3. The method of task processing according to claim 1, wherein said dividing each layer of the computation graph into a plurality of task blocks comprises:

4. The method of task processing according to claim 1,

and mapping any two task blocks of any one layer into two different processing cores according to the mapping relation.

5. The method of task processing according to any one of claims 1 to 4,

the computation graph is a trainable computation graph; the trainable computational graph can solve the same problem to be processed in cases where at least some of the tasks are different.

6. The method of task processing according to any one of claims 1 to 4,

the computational graph is a neural network.

7. The method for task processing according to any one of claims 1 to 4, wherein after the determining the mapping relationship between each task block and the plurality of processing cores of the many-core system, the method further comprises:

each processing core processes tasks in the task block mapped thereto.
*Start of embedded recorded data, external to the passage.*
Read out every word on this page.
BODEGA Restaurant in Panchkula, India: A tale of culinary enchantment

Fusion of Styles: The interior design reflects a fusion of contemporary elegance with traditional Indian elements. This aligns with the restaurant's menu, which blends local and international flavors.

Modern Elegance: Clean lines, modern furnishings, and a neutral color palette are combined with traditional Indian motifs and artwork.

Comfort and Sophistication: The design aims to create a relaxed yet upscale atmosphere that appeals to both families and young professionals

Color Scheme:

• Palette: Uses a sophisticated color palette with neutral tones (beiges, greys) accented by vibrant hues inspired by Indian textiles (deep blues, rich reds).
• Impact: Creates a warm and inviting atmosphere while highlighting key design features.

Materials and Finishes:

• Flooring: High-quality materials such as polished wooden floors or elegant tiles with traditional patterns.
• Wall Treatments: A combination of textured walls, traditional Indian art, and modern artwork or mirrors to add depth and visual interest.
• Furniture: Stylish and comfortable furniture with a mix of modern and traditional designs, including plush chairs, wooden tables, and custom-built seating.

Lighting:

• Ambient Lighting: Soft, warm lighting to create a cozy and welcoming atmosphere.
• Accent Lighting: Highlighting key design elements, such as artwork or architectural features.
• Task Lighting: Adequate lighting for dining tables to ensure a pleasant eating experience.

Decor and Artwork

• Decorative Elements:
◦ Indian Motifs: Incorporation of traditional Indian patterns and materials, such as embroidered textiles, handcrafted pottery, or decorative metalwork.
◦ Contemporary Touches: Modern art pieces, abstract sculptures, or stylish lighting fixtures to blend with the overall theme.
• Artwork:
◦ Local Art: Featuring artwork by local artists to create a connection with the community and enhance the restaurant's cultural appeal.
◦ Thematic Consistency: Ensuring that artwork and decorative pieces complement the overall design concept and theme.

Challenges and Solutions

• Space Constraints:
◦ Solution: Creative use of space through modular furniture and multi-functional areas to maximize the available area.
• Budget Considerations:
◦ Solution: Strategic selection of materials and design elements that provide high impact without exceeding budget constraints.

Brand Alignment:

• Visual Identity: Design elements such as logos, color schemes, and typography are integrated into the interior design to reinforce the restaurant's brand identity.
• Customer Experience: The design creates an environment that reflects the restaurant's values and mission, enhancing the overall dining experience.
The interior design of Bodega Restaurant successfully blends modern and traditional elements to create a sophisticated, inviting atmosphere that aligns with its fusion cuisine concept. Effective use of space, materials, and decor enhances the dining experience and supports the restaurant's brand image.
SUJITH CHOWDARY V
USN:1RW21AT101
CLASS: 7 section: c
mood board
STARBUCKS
8. An apparatus for task processing, comprising:

9. A many-core system, comprising:

a plurality of processing cores; and

one or more of the processing cores have stored therein one or more instructions that are executed by the one or more processing cores to enable the one or more processing cores to perform a method of task processing according to any of claims 1 to 7.

10. A computer-readable medium, on which a computer program is stored, wherein the computer program, when being executed by a processing core, carries out the method of task processing according to any one of claims 1 to 7.